Carcinoid tumors develop from neuroendocrine cells in the GI tract (90%—see Small-Bowel Tumors), pancreas, and pulmonary bronchi (see Bronchial Carcinoid). More than 95% of all GI carcinoids originate in only 3 sites: the appendix, ileum, and rectum. Although carcinoids are often benign or only locally invasive, those affecting the ileum and bronchus are frequently malignant.
Carcinoids can be endocrinologically inert or produce various hormones. The most common endocrinologic syndrome is carcinoid syndrome; however, most patients with carcinoids do not develop carcinoid syndrome. The likelihood that a tumor will be endocrinologically active varies with its site of origin, being highest for tumors originating in the ileum and proximal colon (40 to 50%). The likelihood is lower with bronchial carcinoids, lower still with appendiceal carcinoids, and essentially zero with rectal carcinoids.

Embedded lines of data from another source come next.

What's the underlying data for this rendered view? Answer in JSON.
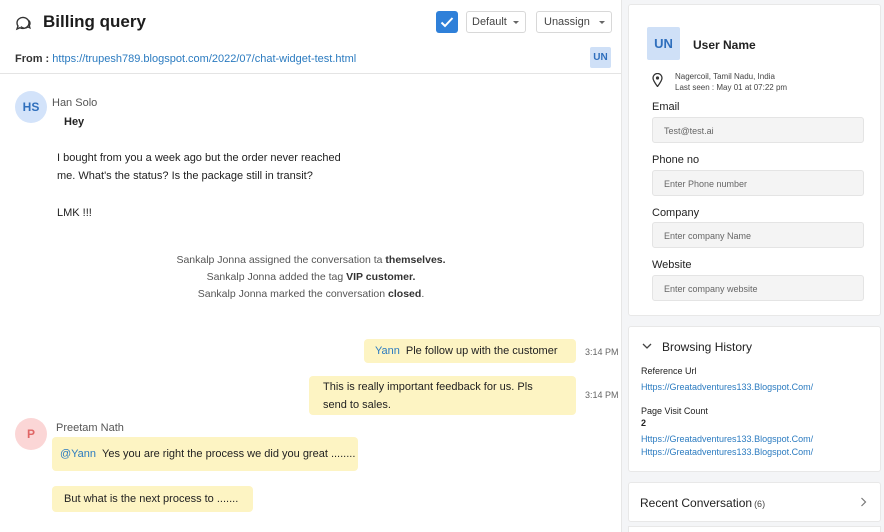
{
  "conversation": {
    "title": "Billing query",
    "default_label": "Default",
    "assign_label": "Unassign",
    "from_label": "From :",
    "from_url": "https://trupesh789.blogspot.com/2022/07/chat-widget-test.html",
    "user_badge": "UN"
  },
  "messages": {
    "customer_initials": "HS",
    "customer_name": "Han Solo",
    "hey": "Hey",
    "line1": "I bought from you a week ago but the order never reached",
    "line2": "me. What's the status? Is the package still in transit?",
    "line3": "LMK !!!",
    "system1_pre": "Sankalp Jonna assigned the conversation ta ",
    "system1_bold": "themselves.",
    "system2_pre": "Sankalp Jonna added the tag ",
    "system2_bold": "VIP customer.",
    "system3_pre": "Sankalp Jonna marked the conversation ",
    "system3_bold": "closed",
    "system3_post": ".",
    "agent_reply1_mention": "Yann",
    "agent_reply1_text": "Ple follow up with the customer",
    "agent_reply1_time": "3:14 PM",
    "agent_reply2_line1": "This is really important feedback for us. Pls",
    "agent_reply2_line2": "send to sales.",
    "agent_reply2_time": "3:14 PM",
    "p_initial": "P",
    "p_name": "Preetam Nath",
    "p_msg1_mention": "@Yann",
    "p_msg1_text": "Yes you are right the process we did you great ........",
    "p_msg2_text": "But what is the next process to ......."
  },
  "profile": {
    "initials": "UN",
    "name": "User Name",
    "location": "Nagercoil, Tamil Nadu, India",
    "last_seen": "Last seen : May 01 at 07:22 pm",
    "email_label": "Email",
    "email_value": "Test@test.ai",
    "phone_label": "Phone no",
    "phone_placeholder": "Enter Phone number",
    "company_label": "Company",
    "company_placeholder": "Enter company Name",
    "website_label": "Website",
    "website_placeholder": "Enter company website"
  },
  "browsing": {
    "title": "Browsing History",
    "ref_label": "Reference Url",
    "ref_url": "Https://Greatadventures133.Blogspot.Com/",
    "count_label": "Page Visit Count",
    "count_value": "2",
    "visited": [
      "Https://Greatadventures133.Blogspot.Com/",
      "Https://Greatadventures133.Blogspot.Com/"
    ]
  },
  "recent": {
    "title": "Recent Conversation",
    "count": "(6)"
  },
  "colors": {
    "accent": "#2f80d9",
    "bubble": "#fdf4c3",
    "link": "#2b7bc0"
  }
}
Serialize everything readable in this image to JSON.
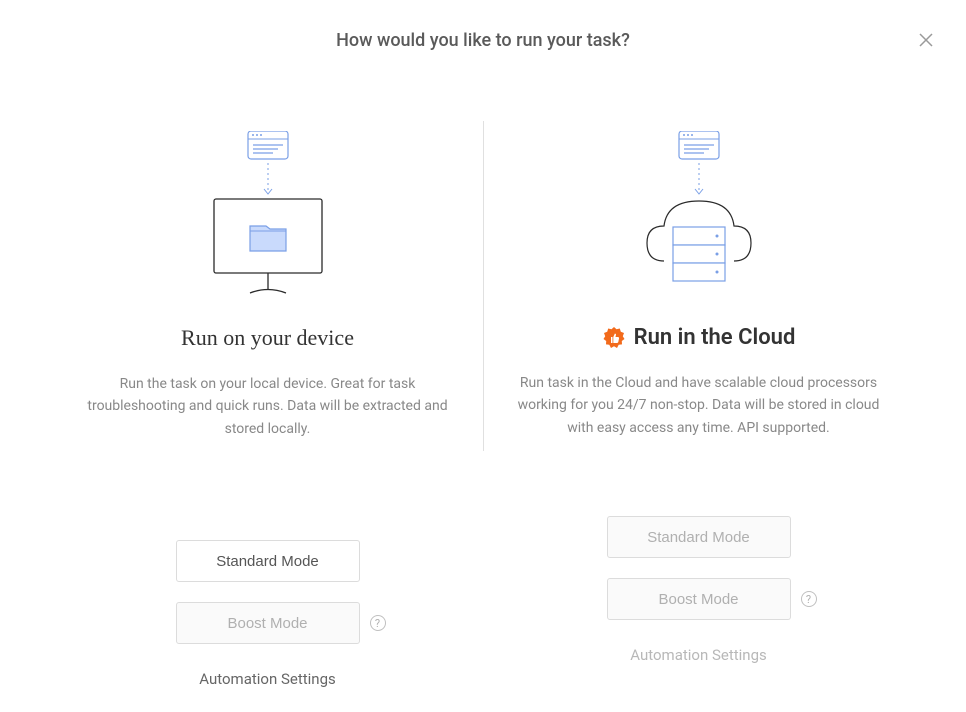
{
  "dialog": {
    "title": "How would you like to run your task?"
  },
  "device": {
    "heading": "Run on your device",
    "description": "Run the task on your local device. Great for task troubleshooting and quick runs. Data will be extracted and stored locally.",
    "standard_label": "Standard Mode",
    "boost_label": "Boost Mode",
    "settings_label": "Automation Settings"
  },
  "cloud": {
    "heading": "Run in the Cloud",
    "description": "Run task in the Cloud and have scalable cloud processors working for you 24/7 non-stop. Data will be stored in cloud with easy access any time. API supported.",
    "standard_label": "Standard Mode",
    "boost_label": "Boost Mode",
    "settings_label": "Automation Settings"
  },
  "help_glyph": "?"
}
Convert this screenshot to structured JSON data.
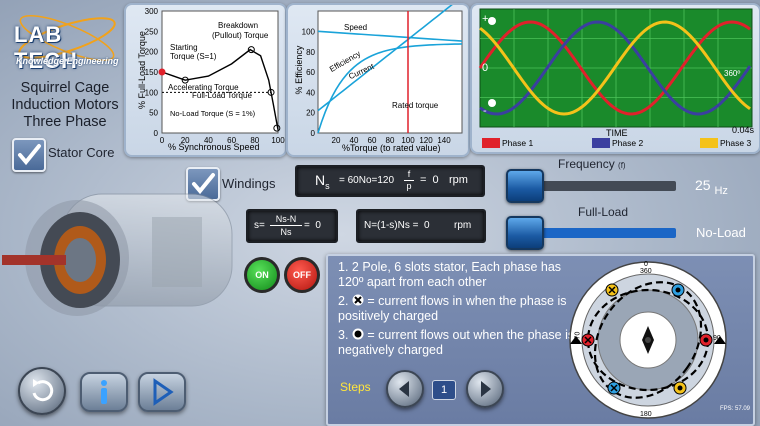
{
  "logo": {
    "main": "LAB TECH",
    "sub": "Knowledge Engineering"
  },
  "title": {
    "line1": "Squirrel Cage",
    "line2": "Induction Motors",
    "line3": "Three Phase"
  },
  "checkboxes": {
    "stator_core": "Stator Core",
    "windings": "Windings"
  },
  "torque_chart": {
    "ylabel": "% Full-Load Torque",
    "xlabel": "% Synchronous Speed",
    "yticks": [
      "0",
      "50",
      "100",
      "150",
      "200",
      "250",
      "300"
    ],
    "xticks": [
      "0",
      "20",
      "40",
      "60",
      "80",
      "100"
    ],
    "labels": {
      "breakdown": "Breakdown",
      "breakdown2": "(Pullout) Torque",
      "starting": "Starting",
      "starting2": "Torque (S=1)",
      "accelerating": "Accelerating Torque",
      "fullload": "Full-Load Torque",
      "noload": "No-Load Torque (S = 1%)"
    }
  },
  "efficiency_chart": {
    "ylabel": "% Efficiency",
    "xlabel": "%Torque (to rated value)",
    "yticks": [
      "0",
      "20",
      "40",
      "60",
      "80",
      "100"
    ],
    "xticks": [
      "20",
      "40",
      "60",
      "80",
      "100",
      "120",
      "140"
    ],
    "labels": {
      "speed": "Speed",
      "efficiency": "Efficiency",
      "current": "Current",
      "rated": "Rated torque"
    }
  },
  "phase_chart": {
    "ytop": "+",
    "ymid": "0",
    "ybot": "-",
    "xlabel": "TIME",
    "time_end": "0.04s",
    "angle": "360º",
    "legend": [
      {
        "label": "Phase 1",
        "color": "#e0212b"
      },
      {
        "label": "Phase 2",
        "color": "#3b3fa0"
      },
      {
        "label": "Phase 3",
        "color": "#f4c21a"
      }
    ]
  },
  "formulas": {
    "ns_lhs": "N",
    "ns_sub": "s",
    "ns_expr": "= 60No=120",
    "ns_frac_num": "f",
    "ns_frac_den": "p",
    "ns_val": "=  0",
    "ns_unit": "rpm",
    "slip_lhs": "s=",
    "slip_num": "Ns-N",
    "slip_den": "Ns",
    "slip_val": "=  0",
    "n_expr": "N=(1-s)Ns =  0",
    "n_unit": "rpm"
  },
  "frequency": {
    "label": "Frequency",
    "sym": "(f)",
    "value": "25",
    "unit": "Hz"
  },
  "load": {
    "label": "Full-Load",
    "value": "No-Load"
  },
  "power": {
    "on": "ON",
    "off": "OFF"
  },
  "info": {
    "item1": "1. 2 Pole, 6 slots stator, Each phase has 120º apart from each other",
    "item2_num": "2.",
    "item2_text": "= current flows in when the phase is positively charged",
    "item3_num": "3.",
    "item3_text": "= current flows out when the phase is negatively charged",
    "steps_label": "Steps",
    "step_value": "1"
  },
  "dial": {
    "top": "0",
    "top2": "360",
    "right": "90",
    "bottom": "180",
    "left": "270",
    "fps": "FPS: 57.09"
  }
}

Endocrinologically inert carcinoids are suspected because of their symptoms and signs (eg, pain, luminal bleeding, GI obstruction). They can be detected by angiography, CT, or MRI. Small-bowel carcinoids may exhibit filling defects or other abnormalities on barium x-rays. Definitive diagnosis is made histologically after biopsy or resection.
Endocrinologically active carcinoids are diagnosed and treated as described for carcinoid syndrome (see Carcinoid Syndrome).